1.9 News obtained by dishonest or unfair means, or the publication of which would involve a breach of confidence, should not be published unless there is an overriding public interest.
1.10 In both news and comment, the press shall exercise exceptional care and consideration in matters involving the private lives and concerns of individuals, bearing in mind that any right to privacy may be overridden by a legitimate public interest.
1.11 A newspaper has wide discretion in matters of taste but this does not justify lapses of taste so repugnant as to bring the freedom of the press, into disrepute or be extremely offensive to the public.
2.1 The press should avoid discriminatory or denigratory references to people’s race, colour, religion, sexual orientation or preference, physical or mental disability or illness, or age.
2.2 The press should not refer to a person’s race, colour, religion, sexual orientation, or physical or mental illness in a prejudicial or pejorative context except where it is strictly relevant to the matter reported on adds significantly to readers; understanding of that matter.

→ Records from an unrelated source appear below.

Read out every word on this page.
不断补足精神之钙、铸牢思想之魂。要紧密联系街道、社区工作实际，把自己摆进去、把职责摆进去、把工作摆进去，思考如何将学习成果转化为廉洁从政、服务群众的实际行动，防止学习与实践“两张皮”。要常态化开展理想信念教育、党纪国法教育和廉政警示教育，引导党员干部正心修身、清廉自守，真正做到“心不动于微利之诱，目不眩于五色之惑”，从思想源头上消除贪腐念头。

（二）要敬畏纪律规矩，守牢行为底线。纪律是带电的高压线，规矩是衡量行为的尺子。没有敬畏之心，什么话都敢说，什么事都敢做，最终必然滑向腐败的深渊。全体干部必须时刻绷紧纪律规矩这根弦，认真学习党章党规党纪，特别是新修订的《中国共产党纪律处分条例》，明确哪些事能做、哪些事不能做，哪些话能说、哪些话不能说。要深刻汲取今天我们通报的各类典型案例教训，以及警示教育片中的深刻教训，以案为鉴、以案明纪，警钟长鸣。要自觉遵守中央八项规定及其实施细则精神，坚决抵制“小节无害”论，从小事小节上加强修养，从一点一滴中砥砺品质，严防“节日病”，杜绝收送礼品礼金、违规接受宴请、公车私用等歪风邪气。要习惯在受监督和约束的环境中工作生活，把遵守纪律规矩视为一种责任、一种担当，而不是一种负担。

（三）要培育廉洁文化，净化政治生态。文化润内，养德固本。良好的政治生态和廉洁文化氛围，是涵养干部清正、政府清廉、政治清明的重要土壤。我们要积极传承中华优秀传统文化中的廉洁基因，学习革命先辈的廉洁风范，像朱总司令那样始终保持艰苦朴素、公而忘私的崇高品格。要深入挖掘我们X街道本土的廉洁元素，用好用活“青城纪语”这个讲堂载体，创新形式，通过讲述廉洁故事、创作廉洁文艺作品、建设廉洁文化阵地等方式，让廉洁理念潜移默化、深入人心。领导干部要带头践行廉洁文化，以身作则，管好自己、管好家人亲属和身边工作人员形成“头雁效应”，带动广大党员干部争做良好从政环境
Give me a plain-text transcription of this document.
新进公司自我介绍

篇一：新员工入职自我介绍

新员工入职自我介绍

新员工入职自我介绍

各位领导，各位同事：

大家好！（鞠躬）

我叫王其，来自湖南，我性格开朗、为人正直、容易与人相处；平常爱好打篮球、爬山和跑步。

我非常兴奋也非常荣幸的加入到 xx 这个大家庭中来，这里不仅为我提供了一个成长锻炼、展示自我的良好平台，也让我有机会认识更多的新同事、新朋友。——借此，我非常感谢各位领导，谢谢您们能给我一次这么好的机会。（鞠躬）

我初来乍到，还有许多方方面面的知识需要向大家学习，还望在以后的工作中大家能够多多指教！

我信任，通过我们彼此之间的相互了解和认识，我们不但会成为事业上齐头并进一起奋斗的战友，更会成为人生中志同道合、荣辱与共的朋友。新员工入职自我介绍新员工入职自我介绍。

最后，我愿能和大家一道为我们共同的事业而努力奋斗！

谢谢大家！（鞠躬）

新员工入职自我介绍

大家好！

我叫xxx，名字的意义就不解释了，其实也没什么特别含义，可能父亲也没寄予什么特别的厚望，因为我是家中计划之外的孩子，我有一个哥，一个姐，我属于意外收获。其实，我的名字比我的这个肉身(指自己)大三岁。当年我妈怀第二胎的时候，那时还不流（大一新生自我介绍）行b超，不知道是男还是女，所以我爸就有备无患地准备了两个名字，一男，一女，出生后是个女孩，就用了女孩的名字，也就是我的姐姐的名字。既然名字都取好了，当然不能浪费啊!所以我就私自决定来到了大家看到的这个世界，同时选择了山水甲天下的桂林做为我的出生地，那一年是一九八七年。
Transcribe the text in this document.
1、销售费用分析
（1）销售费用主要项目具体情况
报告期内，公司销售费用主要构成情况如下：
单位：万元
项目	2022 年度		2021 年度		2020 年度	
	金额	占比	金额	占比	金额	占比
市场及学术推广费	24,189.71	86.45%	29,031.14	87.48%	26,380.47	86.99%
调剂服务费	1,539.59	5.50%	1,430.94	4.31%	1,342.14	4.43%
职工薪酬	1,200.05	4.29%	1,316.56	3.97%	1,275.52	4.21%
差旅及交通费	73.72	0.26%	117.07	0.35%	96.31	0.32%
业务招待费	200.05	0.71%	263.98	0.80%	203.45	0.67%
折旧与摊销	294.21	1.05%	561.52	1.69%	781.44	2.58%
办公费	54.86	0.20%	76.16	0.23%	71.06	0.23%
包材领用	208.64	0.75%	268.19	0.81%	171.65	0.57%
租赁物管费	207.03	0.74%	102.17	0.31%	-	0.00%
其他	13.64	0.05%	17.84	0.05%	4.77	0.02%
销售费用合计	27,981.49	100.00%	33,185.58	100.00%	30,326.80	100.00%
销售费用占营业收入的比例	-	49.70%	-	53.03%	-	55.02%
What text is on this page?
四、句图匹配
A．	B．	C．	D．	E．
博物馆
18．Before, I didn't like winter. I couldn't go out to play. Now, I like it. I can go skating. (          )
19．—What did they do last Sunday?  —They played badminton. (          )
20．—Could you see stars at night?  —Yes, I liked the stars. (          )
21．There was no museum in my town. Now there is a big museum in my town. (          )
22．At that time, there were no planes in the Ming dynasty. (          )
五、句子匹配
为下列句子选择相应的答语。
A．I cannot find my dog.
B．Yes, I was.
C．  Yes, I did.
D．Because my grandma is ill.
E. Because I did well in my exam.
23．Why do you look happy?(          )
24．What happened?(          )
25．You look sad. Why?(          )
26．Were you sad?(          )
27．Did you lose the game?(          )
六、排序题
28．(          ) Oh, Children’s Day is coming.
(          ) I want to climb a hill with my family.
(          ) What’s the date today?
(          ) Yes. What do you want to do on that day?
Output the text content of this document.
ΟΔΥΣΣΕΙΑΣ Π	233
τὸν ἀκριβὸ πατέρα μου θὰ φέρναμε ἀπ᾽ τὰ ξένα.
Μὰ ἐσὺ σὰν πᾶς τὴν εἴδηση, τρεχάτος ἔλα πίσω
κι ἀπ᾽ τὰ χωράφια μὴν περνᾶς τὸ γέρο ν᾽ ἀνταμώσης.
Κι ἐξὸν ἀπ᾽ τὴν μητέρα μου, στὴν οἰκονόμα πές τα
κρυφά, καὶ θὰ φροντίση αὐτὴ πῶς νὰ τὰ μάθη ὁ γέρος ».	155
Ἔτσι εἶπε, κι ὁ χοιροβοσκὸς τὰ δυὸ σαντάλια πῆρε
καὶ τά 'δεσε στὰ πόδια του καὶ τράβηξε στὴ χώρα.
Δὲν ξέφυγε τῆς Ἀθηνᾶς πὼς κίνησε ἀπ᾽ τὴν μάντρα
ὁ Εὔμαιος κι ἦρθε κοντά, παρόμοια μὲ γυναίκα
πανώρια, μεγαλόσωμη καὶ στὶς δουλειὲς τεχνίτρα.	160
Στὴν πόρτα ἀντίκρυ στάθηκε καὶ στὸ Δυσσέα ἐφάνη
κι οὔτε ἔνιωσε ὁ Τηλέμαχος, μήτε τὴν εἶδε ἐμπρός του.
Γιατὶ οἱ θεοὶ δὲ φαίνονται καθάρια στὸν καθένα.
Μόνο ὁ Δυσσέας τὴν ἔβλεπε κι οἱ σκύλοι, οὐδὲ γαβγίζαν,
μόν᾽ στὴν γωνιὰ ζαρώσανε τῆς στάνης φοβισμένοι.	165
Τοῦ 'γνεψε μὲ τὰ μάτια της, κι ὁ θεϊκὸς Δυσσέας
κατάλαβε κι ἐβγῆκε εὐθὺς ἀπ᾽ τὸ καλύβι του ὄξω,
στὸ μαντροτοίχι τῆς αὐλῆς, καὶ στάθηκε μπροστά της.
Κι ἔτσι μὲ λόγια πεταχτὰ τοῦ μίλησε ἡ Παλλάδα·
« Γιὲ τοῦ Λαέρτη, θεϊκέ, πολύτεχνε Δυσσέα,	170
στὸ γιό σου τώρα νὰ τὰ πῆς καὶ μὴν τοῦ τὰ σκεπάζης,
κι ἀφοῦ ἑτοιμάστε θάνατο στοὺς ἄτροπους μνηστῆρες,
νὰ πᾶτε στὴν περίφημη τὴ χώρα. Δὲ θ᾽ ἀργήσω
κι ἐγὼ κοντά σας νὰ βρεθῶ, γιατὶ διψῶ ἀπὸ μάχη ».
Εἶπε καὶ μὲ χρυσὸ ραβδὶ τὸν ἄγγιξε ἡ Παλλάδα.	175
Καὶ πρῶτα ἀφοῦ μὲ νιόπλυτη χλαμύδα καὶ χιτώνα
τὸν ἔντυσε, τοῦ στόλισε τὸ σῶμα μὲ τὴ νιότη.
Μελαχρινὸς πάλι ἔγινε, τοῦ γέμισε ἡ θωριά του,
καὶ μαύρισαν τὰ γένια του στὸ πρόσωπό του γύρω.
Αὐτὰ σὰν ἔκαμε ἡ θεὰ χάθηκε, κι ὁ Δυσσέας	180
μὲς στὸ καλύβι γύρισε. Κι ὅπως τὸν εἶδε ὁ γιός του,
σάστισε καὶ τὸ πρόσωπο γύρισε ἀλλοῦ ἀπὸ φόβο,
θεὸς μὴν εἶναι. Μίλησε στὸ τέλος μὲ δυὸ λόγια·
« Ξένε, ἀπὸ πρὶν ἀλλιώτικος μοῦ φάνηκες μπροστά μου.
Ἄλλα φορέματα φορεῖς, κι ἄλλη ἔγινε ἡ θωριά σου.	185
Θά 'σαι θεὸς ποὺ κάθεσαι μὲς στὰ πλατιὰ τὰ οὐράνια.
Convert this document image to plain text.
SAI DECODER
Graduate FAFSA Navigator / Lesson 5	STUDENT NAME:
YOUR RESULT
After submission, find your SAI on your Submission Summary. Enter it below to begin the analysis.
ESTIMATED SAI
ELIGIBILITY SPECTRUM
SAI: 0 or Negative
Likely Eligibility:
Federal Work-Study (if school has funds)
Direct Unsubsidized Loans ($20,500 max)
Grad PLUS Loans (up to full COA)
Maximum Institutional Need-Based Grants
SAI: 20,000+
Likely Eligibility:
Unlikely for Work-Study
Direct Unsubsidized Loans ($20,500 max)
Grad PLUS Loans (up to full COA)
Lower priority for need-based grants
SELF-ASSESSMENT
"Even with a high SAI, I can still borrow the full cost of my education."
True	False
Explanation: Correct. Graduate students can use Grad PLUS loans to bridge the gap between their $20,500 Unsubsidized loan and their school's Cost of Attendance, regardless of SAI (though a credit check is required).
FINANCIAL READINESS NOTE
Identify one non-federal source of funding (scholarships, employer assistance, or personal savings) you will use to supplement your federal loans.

2.3 The press has the right and indeed the duty to report and comment on all matters of public interest. This right and duty must, however, be balanced against the obligation not to promote racial hatred or discord in such a way as to create the likelihood of imminent violence.
A newspaper is justified in strongly advocating its own views on
controversial topics provided that it treats its readers fairly by
3.1 making fact and opinion clearly distinguishable;
3.2 not misrepresenting Or suppressing relevant facts
3.3 not distorting the facts in text or headlines.
4.1 The press shall be entitled to comment upon or criticise any actions or events of public importance provided such comments or criticisms are fairly and honestly made.
4.2 Comment by the press shall be presented in such manner that it appears clearly that it is comment, and shall be made on facts truly stated or fairly indicated and referred to.
4.3 Comment by the press shall be an honest expression of opinion, without malice or dishonest motives, and shall take fair account of all available facts which are material to the matter commented upon.
5. Headlines, posters, pictures and captions
5.1 Headlines and captions to pictures shall give a reasonable reflection of the contents of the report or picture in question.
5.2 Posters shall not mislead the public and shall give a reasonable reflection of the contents of the reports in question.
5.3 Pictures shall not misrepresent or mislead nor be manipulated to do so.
6. Confidential sources
A newspaper has an obligation to protect confidential sources of information.
7. Payment for articles
No payment shall be made for feature articles to persons engaged in crime or other notorious misbehaviour, or to convicted persons or their associates, including family, friends, neighbours and colleagues, except where the material concerned ought to be published in the public interest and the payment is necessary for this to be done.
Due care and responsibility shall be exercised by the press with regard to the presentation of brutality, violence and atrocities.